The organization’s political arm — Planned Parenthood Action Fund — has endorsed Democratic presidential nominee Joe Biden and is preparing for the November elections, planning to highlight President Trump’s response to COVID-19 and his record on abortion and birth control.
“We will certainly be laying out the ineptitudes of this administration in dealing with this crisis,” McGill Johnson said.
She argued that the Trump administration’s poor handling of the pandemic has led to a number of unintended consequences, including increased STD rates and domestic violence cases and more abortion restrictions.
If Biden is elected, Planned Parenthood will push to eliminate the Hyde Amendment, which prevents Medicaid and other federal health programs from paying for abortions. Due to economic inequalities, Black people are disproportionately more likely to be enrolled in Medicaid than white people.
Biden has also committed to reversing the Trump administration’s changes to the Title X family planning program, which prevents abortion providers from participating, even though the funding doesn’t cover the procedure.
“The opportunity exists with a new administration and a new Congress not only restore Title X but also modernize it, and make sure that we are expanding access around contraception and expanding access around sex education,” McGill Johnson said.
“I think there’s opportunity to think a lot bigger than what we had for what is a 50-year-old program, and I think it’s really exciting,” she added.
Perhaps one of the biggest challenges is “the makeup of the federal judiciary.”
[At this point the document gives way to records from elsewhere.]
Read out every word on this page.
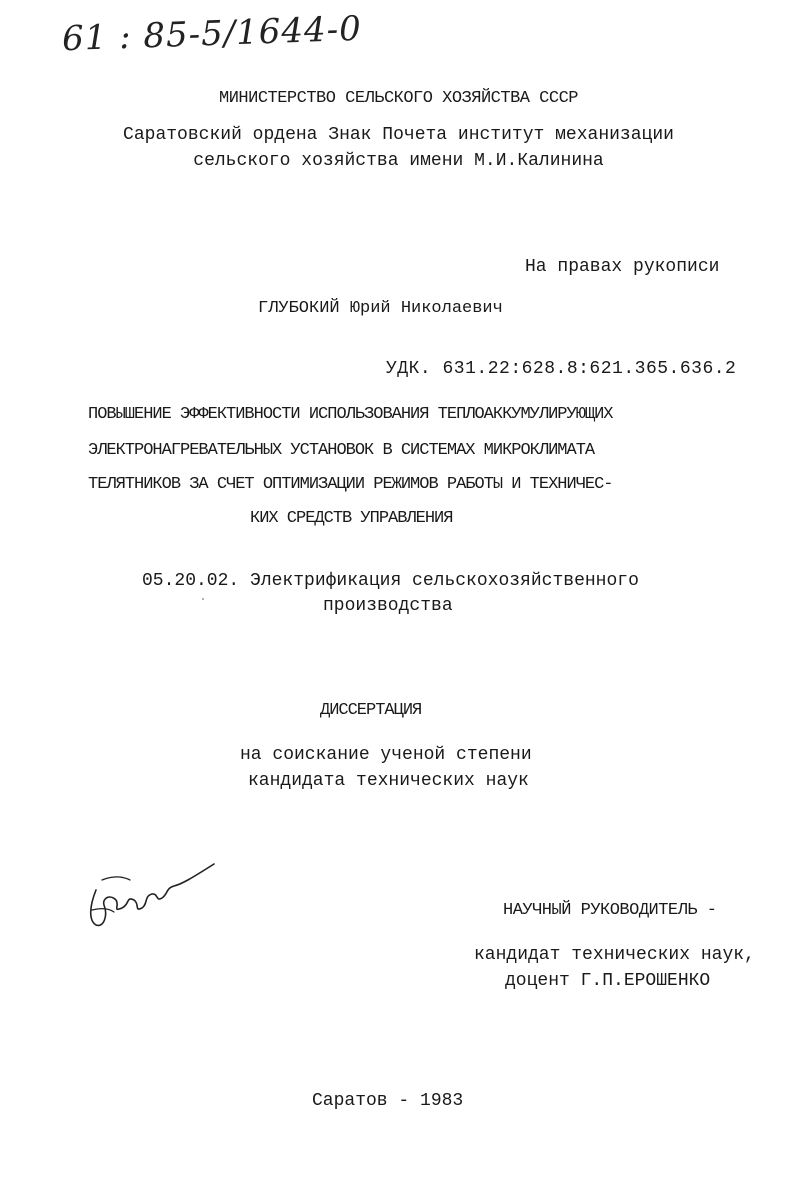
61 : 85-5/1644-0
МИНИСТЕРСТВО СЕЛЬСКОГО ХОЗЯЙСТВА СССР
Саратовский ордена Знак Почета институт механизации
сельского хозяйства имени М.И.Калинина
На правах рукописи
ГЛУБОКИЙ Юрий Николаевич
УДК. 631.22:628.8:621.365.636.2
ПОВЫШЕНИЕ ЭФФЕКТИВНОСТИ ИСПОЛЬЗОВАНИЯ ТЕПЛОАККУМУЛИРУЮЩИХ
ЭЛЕКТРОНАГРЕВАТЕЛЬНЫХ УСТАНОВОК В СИСТЕМАХ МИКРОКЛИМАТА
ТЕЛЯТНИКОВ ЗА СЧЕТ ОПТИМИЗАЦИИ РЕЖИМОВ РАБОТЫ И ТЕХНИЧЕС-
КИХ СРЕДСТВ УПРАВЛЕНИЯ
05.20.02. Электрификация сельскохозяйственного
производства
ДИССЕРТАЦИЯ
на соискание ученой степени
кандидата технических наук
НАУЧНЫЙ РУКОВОДИТЕЛЬ -
кандидат технических наук,
доцент Г.П.ЕРОШЕНКО
Саратов - 1983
Trump has nominated two Supreme Court justices and hundreds of judges to lower courts, including some who have ruled in favor of state abortion restrictions.
“The makeup of the federal judiciary, including up to the Supreme Court, is incredibly, incredibly concerning,” McGill Johnson said. “Our work continues to be to ensure politically that we are fighting these restrictions in each state, fighting to make sure we are able to obtain a pro-sexual reproductive health majority on the Supreme Court.”
While the Supreme Court in June ruled 5-4 against a Louisiana abortion law that requires doctors performing abortions have admitting privileges at nearby clinics — a requirement abortion rights advocates argue is unnecessary and aimed at shutting down clinics — advocates are worried the court will rule in favor of abortion restrictions in the future.
It recently upheld the Trump administration’s changes to ObamaCare’s contraception mandate allowing employers to opt out of covering birth control for employees if employers have a religious objection to it.
Fifteen other abortion cases are “literally one step” away from potentially being heard at the Supreme Court, McGill Johnson said. “We’ve relied on the courts as our backstop” but that can no longer be counted on, she said.
Planned Parenthood Action Fund has been focusing more on state races, particularly where they think they can flip statehouses and governor’s mansions from red to blue, so abortion restrictions don’t get passed into law in the first place.
“Those are the places where we have to really be laser-focused and targeted and make sure we’re not only kind of defending access as it were but pushing and expanding and innovating,” she said, citing Democratic wins in Virginia and Kentucky as examples.
“A lot of the work that we’ve been doing over the last year has been preparing for what the impact would be if Roe were overturned or gutted measurably, and not just through reelection of this administration, but also through the courts.”